Biological Functions and Signaling Pathways
PKA controls glycogen metabolism via phosphorylation of glycogen synthase and phosphorylase kinase, regulates lipolysis through hormone-sensitive lipase in adipocytes, modulates cardiac contractility via troponin I and phospholamban, and influences neuronal plasticity by phosphorylating AMPA receptor subunits and CREB to affect memory circuits studied at Massachusetts Institute of Technology and Stanford University. In endocrine systems, PKA mediates actions of adrenocorticotropic hormone, thyroid-stimulating hormone, and follicle-stimulating hormone signaling in glands like the adrenal cortex and thyroid gland. Developmental and cell-cycle roles involve interactions with Wnt signaling, Hedgehog signaling, and regulators such as p53 and cyclin D1. PKA also participates in immune modulation, affecting pathways downstream of receptors such as Toll-like receptor 4 and cytokines like interleukin-6.
Clinical Significance and Disease Associations
Germline and somatic mutations in PRKAR1A and PRKACA are implicated in disorders including Carney complex, cortisol-producing adrenal adenomas, and certain Cushing syndrome subtypes; oncogenic fusions involving PRKACA have been described in fibrolamellar hepatocellular carcinoma. Dysregulated PKA signaling contributes to cardiac arrhythmias observed in long QT syndrome studies, metabolic conditions such as type 2 diabetes mellitus through effects on hepatic gluconeogenesis, and neuropsychiatric disorders where PKA-CREB signaling is altered in research from National Institute of Mental Health. Pharmacologic modulation has clinical relevance: drugs targeting GPCRs like propranolol and albuterol or enzymes such as phosphodiesterase inhibitors influence PKA activity; PKA pathway components are explored in trials at centers including Mayo Clinic and Johns Hopkins Hospital.

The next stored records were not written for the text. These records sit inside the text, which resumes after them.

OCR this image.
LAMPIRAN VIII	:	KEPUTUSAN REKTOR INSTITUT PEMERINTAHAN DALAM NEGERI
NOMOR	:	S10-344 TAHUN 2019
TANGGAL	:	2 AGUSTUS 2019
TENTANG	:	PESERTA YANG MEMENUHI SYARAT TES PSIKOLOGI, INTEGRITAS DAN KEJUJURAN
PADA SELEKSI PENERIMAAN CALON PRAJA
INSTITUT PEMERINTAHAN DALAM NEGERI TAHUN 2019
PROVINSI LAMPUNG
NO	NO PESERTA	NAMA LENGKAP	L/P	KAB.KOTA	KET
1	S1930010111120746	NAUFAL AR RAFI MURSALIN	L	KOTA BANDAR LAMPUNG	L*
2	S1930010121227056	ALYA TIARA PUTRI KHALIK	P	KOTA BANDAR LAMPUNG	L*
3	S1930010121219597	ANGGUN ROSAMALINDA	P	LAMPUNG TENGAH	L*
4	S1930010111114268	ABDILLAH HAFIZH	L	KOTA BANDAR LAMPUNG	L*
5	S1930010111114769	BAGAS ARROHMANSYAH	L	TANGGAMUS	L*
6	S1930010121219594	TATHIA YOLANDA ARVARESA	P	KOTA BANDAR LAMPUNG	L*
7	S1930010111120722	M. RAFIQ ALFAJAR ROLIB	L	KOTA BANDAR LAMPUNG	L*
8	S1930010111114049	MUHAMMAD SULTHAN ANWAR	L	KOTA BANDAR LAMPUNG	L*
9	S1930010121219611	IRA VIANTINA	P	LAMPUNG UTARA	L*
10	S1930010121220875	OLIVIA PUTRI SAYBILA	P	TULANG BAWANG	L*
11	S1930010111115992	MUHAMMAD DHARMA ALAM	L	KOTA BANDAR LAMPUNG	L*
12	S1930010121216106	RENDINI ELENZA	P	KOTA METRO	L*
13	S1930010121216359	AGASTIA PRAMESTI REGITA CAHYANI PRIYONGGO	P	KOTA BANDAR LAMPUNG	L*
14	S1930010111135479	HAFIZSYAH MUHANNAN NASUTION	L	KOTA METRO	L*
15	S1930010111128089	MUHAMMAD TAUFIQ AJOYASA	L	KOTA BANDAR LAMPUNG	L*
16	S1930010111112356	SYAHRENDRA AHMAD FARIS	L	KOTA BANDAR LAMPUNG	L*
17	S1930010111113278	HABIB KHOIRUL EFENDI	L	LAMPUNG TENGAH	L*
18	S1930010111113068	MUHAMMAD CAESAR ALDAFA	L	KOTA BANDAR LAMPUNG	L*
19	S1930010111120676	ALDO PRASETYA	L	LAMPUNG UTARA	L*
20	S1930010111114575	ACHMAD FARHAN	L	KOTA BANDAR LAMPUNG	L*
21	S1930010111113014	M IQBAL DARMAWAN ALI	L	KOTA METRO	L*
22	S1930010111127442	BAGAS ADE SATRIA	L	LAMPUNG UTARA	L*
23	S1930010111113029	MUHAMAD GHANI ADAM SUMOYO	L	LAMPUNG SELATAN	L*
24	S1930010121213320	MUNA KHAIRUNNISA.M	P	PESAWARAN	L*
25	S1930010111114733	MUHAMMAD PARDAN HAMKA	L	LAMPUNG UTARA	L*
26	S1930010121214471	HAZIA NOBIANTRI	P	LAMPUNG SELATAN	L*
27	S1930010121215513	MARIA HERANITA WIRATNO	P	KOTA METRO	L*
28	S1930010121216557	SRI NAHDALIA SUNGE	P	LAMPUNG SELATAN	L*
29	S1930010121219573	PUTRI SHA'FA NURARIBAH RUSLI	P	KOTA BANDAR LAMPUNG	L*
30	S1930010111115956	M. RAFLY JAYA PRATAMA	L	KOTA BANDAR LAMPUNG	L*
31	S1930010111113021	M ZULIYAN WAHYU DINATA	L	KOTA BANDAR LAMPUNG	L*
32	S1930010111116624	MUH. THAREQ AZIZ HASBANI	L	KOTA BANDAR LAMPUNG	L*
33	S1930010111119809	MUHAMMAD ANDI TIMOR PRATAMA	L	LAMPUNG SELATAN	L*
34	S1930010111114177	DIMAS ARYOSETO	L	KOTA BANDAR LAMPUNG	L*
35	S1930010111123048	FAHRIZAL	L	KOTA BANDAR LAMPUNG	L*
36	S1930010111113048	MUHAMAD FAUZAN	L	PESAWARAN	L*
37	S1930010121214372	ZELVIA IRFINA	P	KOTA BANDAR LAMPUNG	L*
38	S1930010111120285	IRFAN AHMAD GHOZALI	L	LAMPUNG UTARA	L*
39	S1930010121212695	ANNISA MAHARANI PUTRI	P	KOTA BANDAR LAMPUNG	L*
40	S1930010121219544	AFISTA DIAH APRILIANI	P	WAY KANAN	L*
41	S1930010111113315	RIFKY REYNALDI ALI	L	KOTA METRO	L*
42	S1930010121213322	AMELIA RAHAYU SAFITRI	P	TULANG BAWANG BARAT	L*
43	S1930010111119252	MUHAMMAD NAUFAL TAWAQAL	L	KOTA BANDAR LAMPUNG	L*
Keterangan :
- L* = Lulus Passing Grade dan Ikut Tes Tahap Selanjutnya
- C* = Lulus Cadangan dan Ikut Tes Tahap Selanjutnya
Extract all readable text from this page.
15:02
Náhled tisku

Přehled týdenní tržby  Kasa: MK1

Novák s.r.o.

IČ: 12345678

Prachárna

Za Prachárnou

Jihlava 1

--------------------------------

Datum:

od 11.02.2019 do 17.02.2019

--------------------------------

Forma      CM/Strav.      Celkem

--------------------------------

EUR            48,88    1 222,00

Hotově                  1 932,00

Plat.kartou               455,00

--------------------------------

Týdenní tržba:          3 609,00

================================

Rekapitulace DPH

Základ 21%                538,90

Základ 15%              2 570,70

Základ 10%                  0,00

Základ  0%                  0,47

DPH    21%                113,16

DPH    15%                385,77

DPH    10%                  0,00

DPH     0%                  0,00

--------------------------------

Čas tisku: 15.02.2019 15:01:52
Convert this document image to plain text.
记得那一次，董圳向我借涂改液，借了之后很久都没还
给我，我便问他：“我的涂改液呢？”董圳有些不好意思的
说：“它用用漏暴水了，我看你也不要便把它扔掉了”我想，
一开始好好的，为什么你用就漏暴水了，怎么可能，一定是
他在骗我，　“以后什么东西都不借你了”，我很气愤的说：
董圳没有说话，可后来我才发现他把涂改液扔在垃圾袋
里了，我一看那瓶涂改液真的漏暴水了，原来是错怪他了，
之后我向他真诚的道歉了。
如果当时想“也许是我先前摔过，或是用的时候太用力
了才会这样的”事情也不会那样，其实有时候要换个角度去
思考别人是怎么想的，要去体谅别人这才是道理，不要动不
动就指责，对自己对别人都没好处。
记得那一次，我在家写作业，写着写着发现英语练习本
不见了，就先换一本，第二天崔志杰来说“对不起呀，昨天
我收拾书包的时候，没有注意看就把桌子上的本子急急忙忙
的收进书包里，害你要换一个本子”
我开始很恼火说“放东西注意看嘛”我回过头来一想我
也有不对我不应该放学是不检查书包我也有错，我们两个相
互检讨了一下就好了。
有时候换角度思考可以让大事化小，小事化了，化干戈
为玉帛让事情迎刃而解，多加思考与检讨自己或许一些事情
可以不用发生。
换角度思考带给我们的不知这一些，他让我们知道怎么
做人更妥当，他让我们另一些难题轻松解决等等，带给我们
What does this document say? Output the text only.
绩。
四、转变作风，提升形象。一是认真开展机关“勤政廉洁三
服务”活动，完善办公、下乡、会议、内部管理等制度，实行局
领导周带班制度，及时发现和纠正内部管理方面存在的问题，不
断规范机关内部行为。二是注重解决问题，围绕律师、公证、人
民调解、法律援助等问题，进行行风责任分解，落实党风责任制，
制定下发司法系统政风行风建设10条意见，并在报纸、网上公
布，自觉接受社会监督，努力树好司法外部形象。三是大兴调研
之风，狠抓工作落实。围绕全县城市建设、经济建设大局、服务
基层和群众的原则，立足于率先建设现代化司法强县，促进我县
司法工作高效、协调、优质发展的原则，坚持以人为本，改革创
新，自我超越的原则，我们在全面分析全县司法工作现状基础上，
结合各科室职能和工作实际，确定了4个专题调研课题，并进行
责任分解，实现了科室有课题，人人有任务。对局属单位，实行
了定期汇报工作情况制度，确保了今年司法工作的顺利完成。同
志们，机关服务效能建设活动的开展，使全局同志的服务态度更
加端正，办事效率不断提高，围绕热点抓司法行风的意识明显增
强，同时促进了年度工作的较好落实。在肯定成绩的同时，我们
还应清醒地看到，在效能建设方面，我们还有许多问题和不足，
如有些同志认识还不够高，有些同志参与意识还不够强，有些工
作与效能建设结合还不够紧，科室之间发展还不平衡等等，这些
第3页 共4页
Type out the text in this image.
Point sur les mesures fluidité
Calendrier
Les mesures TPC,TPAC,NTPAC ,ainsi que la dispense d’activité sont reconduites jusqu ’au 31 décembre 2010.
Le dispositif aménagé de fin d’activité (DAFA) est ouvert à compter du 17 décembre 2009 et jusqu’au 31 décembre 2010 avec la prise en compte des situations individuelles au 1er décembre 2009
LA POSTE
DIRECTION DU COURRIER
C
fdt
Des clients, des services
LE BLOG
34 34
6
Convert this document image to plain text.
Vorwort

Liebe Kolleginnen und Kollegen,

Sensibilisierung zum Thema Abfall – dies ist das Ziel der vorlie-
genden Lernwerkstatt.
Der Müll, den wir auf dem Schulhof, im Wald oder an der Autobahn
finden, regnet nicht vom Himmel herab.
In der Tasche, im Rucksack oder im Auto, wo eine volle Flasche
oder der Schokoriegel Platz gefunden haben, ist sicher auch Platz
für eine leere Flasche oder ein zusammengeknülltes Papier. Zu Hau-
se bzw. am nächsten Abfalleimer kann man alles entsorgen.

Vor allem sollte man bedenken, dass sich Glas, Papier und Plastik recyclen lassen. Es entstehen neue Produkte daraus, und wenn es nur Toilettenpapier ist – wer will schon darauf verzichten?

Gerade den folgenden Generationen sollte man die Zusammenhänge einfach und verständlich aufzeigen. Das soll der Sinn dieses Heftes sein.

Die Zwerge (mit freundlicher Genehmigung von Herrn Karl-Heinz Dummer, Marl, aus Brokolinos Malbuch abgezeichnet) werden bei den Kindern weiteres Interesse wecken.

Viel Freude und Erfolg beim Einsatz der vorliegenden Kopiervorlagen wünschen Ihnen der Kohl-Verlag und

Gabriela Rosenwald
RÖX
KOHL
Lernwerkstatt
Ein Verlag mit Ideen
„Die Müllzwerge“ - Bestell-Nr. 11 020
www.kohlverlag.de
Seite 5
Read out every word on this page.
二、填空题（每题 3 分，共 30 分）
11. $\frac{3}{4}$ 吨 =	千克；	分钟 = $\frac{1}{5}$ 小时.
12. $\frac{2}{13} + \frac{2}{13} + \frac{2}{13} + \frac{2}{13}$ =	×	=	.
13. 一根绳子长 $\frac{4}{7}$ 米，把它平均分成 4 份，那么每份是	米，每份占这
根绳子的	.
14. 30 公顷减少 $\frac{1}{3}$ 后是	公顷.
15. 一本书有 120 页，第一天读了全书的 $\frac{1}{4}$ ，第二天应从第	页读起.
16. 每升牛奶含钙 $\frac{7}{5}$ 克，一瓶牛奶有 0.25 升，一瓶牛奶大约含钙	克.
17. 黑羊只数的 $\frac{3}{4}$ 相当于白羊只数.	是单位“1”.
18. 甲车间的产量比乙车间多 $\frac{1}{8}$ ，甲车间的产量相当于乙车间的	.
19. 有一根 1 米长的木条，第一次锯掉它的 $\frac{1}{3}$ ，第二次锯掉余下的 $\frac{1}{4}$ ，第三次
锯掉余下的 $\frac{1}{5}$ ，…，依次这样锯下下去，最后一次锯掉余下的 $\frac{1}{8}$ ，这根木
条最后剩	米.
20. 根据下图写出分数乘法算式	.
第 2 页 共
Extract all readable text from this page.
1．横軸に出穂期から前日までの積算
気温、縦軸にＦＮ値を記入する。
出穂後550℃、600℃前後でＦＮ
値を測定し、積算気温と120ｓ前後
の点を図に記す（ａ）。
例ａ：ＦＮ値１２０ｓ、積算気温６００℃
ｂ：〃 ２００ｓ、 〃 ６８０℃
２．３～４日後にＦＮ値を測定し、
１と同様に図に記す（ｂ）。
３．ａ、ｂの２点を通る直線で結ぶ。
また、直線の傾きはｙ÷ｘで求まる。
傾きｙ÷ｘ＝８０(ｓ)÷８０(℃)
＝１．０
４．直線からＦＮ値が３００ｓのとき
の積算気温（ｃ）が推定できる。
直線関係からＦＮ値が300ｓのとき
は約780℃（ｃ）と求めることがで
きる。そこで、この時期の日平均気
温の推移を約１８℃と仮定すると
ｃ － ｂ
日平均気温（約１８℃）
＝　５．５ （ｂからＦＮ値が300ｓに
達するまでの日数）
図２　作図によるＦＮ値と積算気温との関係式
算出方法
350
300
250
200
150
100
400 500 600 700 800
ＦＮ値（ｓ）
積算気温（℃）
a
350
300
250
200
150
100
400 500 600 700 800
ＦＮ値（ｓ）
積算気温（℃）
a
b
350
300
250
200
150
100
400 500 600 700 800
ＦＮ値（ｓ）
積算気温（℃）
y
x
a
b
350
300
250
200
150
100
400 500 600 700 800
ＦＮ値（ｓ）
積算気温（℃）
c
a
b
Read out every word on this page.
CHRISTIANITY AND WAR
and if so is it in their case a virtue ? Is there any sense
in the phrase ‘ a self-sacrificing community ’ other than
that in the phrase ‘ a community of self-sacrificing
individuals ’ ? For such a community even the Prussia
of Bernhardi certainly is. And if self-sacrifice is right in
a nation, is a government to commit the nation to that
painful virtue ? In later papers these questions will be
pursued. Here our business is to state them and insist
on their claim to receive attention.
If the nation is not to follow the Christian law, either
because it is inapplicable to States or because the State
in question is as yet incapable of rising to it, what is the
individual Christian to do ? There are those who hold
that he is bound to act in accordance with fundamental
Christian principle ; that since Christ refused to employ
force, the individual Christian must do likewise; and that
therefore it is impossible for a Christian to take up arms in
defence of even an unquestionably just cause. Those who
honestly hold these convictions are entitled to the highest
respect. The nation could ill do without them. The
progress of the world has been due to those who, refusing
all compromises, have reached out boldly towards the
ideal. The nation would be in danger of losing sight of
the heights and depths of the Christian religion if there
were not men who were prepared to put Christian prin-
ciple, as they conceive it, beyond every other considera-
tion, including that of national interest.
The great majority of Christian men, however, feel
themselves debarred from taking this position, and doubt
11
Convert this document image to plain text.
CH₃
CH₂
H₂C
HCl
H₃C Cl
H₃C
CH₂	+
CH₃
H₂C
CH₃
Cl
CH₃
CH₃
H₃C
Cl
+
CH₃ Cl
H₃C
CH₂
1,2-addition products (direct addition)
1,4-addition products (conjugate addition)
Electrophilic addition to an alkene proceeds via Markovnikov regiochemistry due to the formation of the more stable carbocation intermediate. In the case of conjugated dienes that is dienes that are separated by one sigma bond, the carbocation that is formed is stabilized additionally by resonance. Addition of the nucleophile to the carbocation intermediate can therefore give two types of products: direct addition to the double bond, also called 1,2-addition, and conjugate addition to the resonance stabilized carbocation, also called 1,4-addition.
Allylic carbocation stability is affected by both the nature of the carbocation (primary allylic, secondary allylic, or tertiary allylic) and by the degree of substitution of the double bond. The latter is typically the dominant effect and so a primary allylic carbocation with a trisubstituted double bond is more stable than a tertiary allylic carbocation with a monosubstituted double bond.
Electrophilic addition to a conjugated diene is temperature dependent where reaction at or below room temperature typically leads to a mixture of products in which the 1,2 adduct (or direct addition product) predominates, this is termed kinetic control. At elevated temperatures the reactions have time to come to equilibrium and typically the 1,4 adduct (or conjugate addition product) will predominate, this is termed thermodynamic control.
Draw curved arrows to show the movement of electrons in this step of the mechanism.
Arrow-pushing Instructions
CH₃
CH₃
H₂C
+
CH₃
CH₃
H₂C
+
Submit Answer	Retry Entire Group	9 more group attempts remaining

Experimental Methods and Assays
Common experimental approaches include in vitro kinase assays using radioactive ATP or fluorescence-based substrates developed in laboratories at Cold Spring Harbor Laboratory and EMBL. cAMP measurements employ enzyme immunoassays and FRET-based biosensors such as Epac-based sensors used by teams at Imperial College London. Structural studies utilize X-ray crystallography and cryo-EM performed with facilities at Diamond Light Source and EMBL-EBI. Genetic manipulation uses CRISPR/Cas9 methodologies popularized from work at Broad Institute and transgenic mouse models generated at The Jackson Laboratory to probe tissue-specific functions. Clinical assays include immunohistochemistry and sequencing panels at diagnostic centers like Molecular Diagnostics Laboratory at major academic hospitals.